What’s new: Katherine Tian, Eric Mitchell, and colleagues at Stanford and University of North Carolina proposed FactTune, a procedure that fine-tunes large language models (LLMs) to increase their truthfulness without collecting human feedback.

Key insight: Just as fine-tuning based on feedback has made LLMs less harmful, it can make them more factual. The typical method for such fine-tuning is reinforcement learning from human feedback (RLHF). But a combination of direct preference optimization (DPO) and reinforcement learning from AI feedback (RLAIF) is far more efficient. DPO replaces cumbersome reinforcement learning with a simpler procedure akin to supervised learning. RLAIF eliminates the cost of collecting human feedback by substituting model-generated preferences for human preferences.

How it works: The authors built models designed to deliver factual output within a specific domain. 

  • The authors asked GPT-3.5 to prompt LLaMA-7B to generate 10 biographies of roughly 300 people profiled by Wikipedia. 
  • Instead of human fact checking, which would be prohibitively expensive, they relied on FActScore, an automated fact checker that uses a separate LLaMA fine-tuned for fact-checking to determine whether a separate model’s output is supported by Wikipedia. FActScore asked GPT-3.5 to extract claims in the biographies and determined whether each claim was supported by Wikipedia. Then it scored the biographies according to the percentage of supported claims.
  • The authors built a dataset by choosing two biographies of the same person at random. They annotated the one with the higher factuality score as preferred and the one with the lower score as not preferred.  
  • They used the dataset to fine-tune the LLaMA-7B via Direct Preference Optimization (DPO).

Results: Fine-tuning by the authors’ method improved the factuality of models in two domains. 

  • The authors generated biographies of people in the test set using LLaMA-7B before and after fine-tuning via their method. Human judges who used Wikipedia as a reference deemed factual 58 percent of the claims generated by the model without fine-tuning and 85 percent of claims generated by the fine-tuned model.
  • The authors generated answers to a wide variety of medical questions drawn from Wikipedia using LLaMA-7B before and after fine-tuning via their method.
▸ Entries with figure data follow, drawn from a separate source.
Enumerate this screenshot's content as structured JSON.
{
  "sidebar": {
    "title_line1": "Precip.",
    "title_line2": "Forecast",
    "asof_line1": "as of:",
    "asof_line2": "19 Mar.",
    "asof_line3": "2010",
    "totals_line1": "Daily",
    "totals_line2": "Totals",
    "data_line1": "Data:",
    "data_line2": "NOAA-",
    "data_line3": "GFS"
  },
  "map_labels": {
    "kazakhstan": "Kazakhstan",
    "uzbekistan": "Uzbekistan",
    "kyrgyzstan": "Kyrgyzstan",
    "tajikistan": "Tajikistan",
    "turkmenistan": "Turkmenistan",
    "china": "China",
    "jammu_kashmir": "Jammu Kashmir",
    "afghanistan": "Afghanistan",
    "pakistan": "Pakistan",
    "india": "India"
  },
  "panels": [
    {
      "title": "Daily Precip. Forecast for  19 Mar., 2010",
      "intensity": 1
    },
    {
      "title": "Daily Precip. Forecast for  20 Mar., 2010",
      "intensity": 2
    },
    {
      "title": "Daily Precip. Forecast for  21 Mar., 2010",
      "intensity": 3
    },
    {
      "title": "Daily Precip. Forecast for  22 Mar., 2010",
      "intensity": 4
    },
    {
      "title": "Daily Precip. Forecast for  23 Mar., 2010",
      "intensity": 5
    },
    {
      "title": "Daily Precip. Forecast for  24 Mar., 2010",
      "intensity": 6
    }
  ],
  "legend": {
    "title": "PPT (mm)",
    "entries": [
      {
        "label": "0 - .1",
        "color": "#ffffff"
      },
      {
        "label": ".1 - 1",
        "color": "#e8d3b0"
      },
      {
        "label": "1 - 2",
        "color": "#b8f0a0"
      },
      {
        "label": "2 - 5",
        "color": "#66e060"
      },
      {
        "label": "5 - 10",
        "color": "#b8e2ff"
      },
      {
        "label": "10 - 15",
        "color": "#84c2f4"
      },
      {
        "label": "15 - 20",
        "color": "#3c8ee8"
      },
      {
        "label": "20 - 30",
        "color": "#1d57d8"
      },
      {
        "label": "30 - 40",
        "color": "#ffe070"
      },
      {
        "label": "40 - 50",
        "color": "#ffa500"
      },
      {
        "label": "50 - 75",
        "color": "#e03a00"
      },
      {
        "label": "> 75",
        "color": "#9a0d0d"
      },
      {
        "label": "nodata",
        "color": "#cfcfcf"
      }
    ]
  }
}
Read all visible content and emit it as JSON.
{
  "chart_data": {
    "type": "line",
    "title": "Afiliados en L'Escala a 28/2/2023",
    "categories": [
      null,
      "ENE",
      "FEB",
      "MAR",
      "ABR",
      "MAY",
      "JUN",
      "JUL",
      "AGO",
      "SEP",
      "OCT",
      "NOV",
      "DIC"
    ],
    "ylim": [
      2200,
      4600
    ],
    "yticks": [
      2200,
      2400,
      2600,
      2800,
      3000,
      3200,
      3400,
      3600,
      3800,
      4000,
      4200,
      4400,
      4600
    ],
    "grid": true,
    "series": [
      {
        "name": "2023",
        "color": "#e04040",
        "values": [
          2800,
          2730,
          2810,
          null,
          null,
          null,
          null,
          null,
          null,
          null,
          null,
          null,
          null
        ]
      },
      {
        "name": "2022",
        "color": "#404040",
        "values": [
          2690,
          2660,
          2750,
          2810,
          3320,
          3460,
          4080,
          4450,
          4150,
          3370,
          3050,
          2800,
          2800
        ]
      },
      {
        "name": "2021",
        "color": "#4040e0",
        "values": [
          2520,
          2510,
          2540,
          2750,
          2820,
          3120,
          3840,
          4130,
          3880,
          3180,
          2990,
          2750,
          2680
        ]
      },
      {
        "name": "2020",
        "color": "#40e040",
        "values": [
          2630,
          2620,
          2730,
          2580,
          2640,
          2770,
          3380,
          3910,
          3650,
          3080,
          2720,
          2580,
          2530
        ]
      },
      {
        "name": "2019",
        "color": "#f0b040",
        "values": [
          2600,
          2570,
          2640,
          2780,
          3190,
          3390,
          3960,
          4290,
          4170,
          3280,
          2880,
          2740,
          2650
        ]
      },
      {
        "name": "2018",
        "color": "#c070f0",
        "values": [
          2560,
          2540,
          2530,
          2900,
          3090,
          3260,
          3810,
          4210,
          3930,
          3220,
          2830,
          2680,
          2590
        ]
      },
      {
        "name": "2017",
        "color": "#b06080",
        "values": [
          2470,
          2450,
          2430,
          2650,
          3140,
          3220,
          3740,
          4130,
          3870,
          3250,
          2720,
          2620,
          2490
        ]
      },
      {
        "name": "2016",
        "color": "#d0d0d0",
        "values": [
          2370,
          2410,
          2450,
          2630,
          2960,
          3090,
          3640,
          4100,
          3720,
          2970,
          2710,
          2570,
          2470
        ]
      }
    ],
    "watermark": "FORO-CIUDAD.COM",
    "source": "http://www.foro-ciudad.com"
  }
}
Judges gave factual ratings to 66 percent of answers generated by the model without fine-tuning and 84 percent of answers generated by the fine-tuned model.

Why it matters: LLMs are known to hallucinate, and the human labor involved in fact checking their output is expensive and time-consuming. The authors applied well tested methods to improve the factuality of texts while keeping human involvement to a minimum.

We’re thinking: This work, among others, shows how LLMs can bootstrap their way to better results. We’ve only just begun to explore combinations of LLMs working together as well as individual LLMs working iteratively in an agentic workflow.